Based on the findings, the team estimates that recycled plastics tended to degrade completely in 2.7 years and that plastics in the North Pacific Gyre degrade in 2.8 years. Polypropylene, polyethylene, and standard polyethylene (which see ample use in food packaging) degrade completely in 4.3, 33, and a whopping 49 years, respectively, the team estimates.
The compounds leaching out of the plastic as it degrades seem to be broadly biodegradeable, the team reports. While levels of plastic-sourced carbon in ocean water pale in comparison to natural marine-dissolved organic carbon, the team found that it can inhibit microbial activity. The carbon from degraded plastics was readily used by marine bacteria, the team adds.
"The potential that plastics are releasing bio-inhibitory compounds during photodegradation in the ocean could impact microbial community productivity and structure, with unknown consequences for the biogeochemistry and ecology of the ocean," said Zhao.

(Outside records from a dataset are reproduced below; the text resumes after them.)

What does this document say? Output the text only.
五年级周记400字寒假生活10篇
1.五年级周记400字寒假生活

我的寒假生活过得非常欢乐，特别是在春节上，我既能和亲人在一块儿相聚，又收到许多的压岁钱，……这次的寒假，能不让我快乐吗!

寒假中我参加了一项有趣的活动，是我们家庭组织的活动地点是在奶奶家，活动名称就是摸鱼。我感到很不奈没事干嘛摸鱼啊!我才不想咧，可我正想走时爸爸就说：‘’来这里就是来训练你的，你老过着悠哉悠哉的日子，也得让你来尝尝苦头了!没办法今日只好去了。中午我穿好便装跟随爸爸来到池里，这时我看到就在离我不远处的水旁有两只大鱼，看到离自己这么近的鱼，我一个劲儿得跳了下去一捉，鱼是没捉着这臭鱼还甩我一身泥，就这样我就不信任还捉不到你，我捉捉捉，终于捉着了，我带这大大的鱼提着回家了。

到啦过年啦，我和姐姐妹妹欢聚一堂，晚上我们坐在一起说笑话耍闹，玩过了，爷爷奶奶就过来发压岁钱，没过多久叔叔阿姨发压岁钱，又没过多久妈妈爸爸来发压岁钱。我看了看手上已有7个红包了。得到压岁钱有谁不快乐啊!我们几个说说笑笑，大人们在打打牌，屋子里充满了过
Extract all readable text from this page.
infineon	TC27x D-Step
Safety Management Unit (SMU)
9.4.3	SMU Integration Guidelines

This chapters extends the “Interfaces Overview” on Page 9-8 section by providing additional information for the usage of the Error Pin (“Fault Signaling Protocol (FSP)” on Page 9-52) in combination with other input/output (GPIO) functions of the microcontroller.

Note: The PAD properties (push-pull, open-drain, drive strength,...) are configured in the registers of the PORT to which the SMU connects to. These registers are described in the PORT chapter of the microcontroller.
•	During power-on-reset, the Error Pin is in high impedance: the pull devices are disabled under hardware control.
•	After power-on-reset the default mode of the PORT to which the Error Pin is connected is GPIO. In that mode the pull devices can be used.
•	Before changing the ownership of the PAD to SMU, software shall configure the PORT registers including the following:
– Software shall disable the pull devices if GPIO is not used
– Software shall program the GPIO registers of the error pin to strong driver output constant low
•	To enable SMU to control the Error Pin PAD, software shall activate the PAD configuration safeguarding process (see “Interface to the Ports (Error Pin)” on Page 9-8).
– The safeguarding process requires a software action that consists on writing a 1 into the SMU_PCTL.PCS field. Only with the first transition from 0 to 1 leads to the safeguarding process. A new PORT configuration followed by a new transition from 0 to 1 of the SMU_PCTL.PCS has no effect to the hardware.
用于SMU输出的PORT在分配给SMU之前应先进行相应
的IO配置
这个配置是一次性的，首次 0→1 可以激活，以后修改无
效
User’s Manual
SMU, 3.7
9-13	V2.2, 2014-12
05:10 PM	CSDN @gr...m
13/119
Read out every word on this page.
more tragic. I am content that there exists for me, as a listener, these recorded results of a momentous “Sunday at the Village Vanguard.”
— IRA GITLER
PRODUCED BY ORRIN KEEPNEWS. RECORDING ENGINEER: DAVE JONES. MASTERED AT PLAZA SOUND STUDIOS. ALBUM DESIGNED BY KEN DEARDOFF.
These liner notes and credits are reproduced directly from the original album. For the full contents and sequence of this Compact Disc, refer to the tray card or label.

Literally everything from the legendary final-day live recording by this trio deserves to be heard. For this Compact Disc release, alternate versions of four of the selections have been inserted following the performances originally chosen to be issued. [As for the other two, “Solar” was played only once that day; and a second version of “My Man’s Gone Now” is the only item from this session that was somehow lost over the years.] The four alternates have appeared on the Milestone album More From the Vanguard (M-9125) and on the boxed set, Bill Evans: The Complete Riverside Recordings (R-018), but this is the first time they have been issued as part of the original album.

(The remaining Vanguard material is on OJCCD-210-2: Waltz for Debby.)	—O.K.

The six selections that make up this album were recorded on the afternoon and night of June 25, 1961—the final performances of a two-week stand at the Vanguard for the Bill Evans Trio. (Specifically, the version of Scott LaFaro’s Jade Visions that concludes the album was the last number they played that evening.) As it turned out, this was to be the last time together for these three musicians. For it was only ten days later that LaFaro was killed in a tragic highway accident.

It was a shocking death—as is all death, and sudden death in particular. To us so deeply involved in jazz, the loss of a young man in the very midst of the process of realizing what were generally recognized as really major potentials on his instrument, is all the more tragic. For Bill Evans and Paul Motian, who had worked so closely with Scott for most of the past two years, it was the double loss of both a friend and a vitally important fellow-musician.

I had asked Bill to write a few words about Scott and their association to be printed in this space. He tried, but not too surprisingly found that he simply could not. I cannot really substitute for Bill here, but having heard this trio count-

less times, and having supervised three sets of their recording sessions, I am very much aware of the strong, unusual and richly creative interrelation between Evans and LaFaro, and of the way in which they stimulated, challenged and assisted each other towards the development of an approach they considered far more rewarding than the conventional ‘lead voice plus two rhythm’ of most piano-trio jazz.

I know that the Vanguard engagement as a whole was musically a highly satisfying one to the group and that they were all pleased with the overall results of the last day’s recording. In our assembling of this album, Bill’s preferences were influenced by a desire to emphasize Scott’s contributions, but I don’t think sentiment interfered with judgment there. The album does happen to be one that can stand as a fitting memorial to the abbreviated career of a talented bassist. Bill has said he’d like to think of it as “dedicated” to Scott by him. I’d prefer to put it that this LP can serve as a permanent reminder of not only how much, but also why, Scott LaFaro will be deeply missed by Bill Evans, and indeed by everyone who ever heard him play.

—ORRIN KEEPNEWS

"One of four polymers in our study had a negative effect on bacteria. More work is needed to determine whether the release of bioinhibitory compounds from photodegrading plastics is a common or rare phenomenon."
Samples in the study included post-consumer microplastics from recycled plastics like a shampoo bottle and a disposable lunch box (polyethylene, polypropylene, and expanded polystyrene), as well as standard polyethylene.
The paper "Photochemical dissolution of buoyant microplastics to dissolved organic carbon: Rates and microbial impacts" has been published in the Journal of Hazardous Materials.